こどもと読むたくさんのふしぎ

福音館書店の月刊誌「たくさんのふしぎ」を読んだ記録です。

富士山のまりも(第348号)

週末、子供が山中湖に行きたい(もちろん目的は野鳥)と言い出したので、家族で出かけることになった。それにしてもわが家は、一人しかいないこの子に甘過ぎやしないか?どこそこへ行きたいといえば車を出してやり、あそこで鳥を探したいと言われれば唯々諾々と連れてゆく。こんなことで良いのだろうか……。

陽射しが暖かいとはいえ、春は来たばかり。湖畔には冷たい風が吹きすさび、散策にはなかなか厳しいコンディションだ。湖の周りを、車をちょこちょこ走らせては歩き回り、探鳥に勤しんでみたが、目当ての鳥は見つからず。山中湖周辺はずいぶんとヤドリギが繁茂しており、ヤドリギレンジャクがやってくるので有名だが、結局見つからず空振りに終わってしまった。カメラを手にぶらつく人々も目についたが、ここ山中湖では必ずしもバーダーとは限らない。富士を撮る人もいるのだ。

その後、別荘地の方に向かい、鳥が来るという水場を歩いて探しまわったが、道に迷ってなかなかたどりつかない。勾配がきつい道を行ったり来たりでへとへとだ。あきらめようと言ったが子供は納得せず。引き返した道で偶然発見しなんとかたどり着いたものの、やって来たのはシジュウカラの幼鳥1羽のみ。帰る道々きょうは空振りだったねと言ったら、空振りじゃないもん、かわいい幼鳥を見れたじゃない!と宣うた。私なぞここまで来てシジュウカラ一羽か、なんて思ってしまうが、子供はそうは考えないらしい。幸せな奴だなあ。

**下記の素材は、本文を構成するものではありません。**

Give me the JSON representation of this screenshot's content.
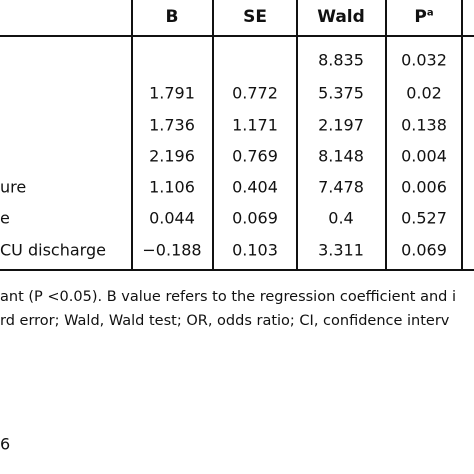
{
  "table": {
    "header": [
      "B",
      "SE",
      "Wald",
      "P"
    ],
    "header_sup": "a",
    "rows": [
      [
        null,
        null,
        null,
        "8.835",
        "0.032"
      ],
      [
        null,
        "1.791",
        "0.772",
        "5.375",
        "0.02"
      ],
      [
        null,
        "1.736",
        "1.171",
        "2.197",
        "0.138"
      ],
      [
        null,
        "2.196",
        "0.769",
        "8.148",
        "0.004"
      ],
      [
        "ure",
        "1.106",
        "0.404",
        "7.478",
        "0.006"
      ],
      [
        "e",
        "0.044",
        "0.069",
        "0.4",
        "0.527"
      ],
      [
        "CU discharge",
        "−0.188",
        "0.103",
        "3.311",
        "0.069"
      ]
    ]
  },
  "footnotes": [
    "ant (P <0.05). B value refers to the regression coefficient and i",
    "rd error; Wald, Wald test; OR, odds ratio; CI, confidence interv"
  ],
  "page_number": "6"
}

まあ本人は車に乗せてもらってるだけだから、山中湖くんだりまで来たという意識はないのかもしれない。

前置きが長くなったが、山中湖で「マリモ通り」の標識を見て、あっと思い出したのがこの『富士山のまりも』。

マリモといえば阿寒湖。「ふしぎ」でも『まるいはマリモ(第134号)』が出ている。しかし山中湖でマリモ?自分が小学生だった時、たしかマリモのお土産を買ってきたことがあるが、あれはどこのものだったのだろうか……と糸くずのような記憶をたぐり寄せながら読み始めた。

小学5年生のときの自由研究が、50年以上たってから新聞にとり上げられて話題になるとは、思ってもみませんでした。

という一文から始まる本書は、地味ながら本当に素敵なお話だ。

父母が東京生まれのため「田舎」というものをもたず、寂しい思いをしていた小学生の作者。友人家族にさそわれて毎夏訪れるうち、山中湖が「ふるさと」のようになっていったこと。標本作りのため昆虫採集をするはずが、戯れに持ち帰ったマリモを育てるうち、心ひかれていったこと。担任の先生が、自由研究を熱心に推進していたことから、5年生の研究は山中湖とマリモをテーマにしようと決めたこと。マリモ集めのため、お父さんがゴールデンウィーク、山中湖にわざわざ連れていってくれたこと。夏休みの間、マリモの水槽を飽かず眺め、水替えを工夫したりしながら実験し「山中湖の研究」として自由研究をまとめたこと。作者の亀田氏が5年生の時作成した、その自由研究もちゃんと載っている。

自由研究を完成させた後も、マリモは育ち続ける。亀田氏が家を出てからは、お母さんが世話をし、順調に増え続けていくのだ。家族を連れ帰省するたびに、マリモの様子を確かめる作者。この、長年マリモの世話を欠かさなかったことがのちに、新聞記事にとり上げられるような“発見”につながっていくのだ。長年の会社勤めを辞めた今、亀田氏は50年前の自由研究の続きに取りかかっている。

作者は研究者と呼ばれる人ではない。大学を卒業し就職して家族をもち、単身赴任をしたり、年老いた親と同居したりと、ごくふつうのサラリーマンとして人生を歩んできた。しかし、研究というものは、その対象に対する飽くなき好奇心と愛さえあれば、いつでもどこでも始められるのだ。たとえ遠ざかっていたとしても、それまでの経験や家族含め人とのつながりが、ふたたび縁をつないでくれることもある。

斉藤俊行氏による挿絵がまた、素晴らしい。『こおり』『かしこい単細胞 粘菌』『ゆきがうまれる』もすごく良いのだが、私は『富士山のまりも』がいちばん好きだ。回想のセピア色の風景、山中湖の青、夕焼けに染まる富士、そして人の表情。色づかいも温かくホッとできるものだ。主人公である「水中のマリモ」の描写も素晴らしい。

たくさんのふしぎ」の中でも、とりわけ印象に残る1冊となった。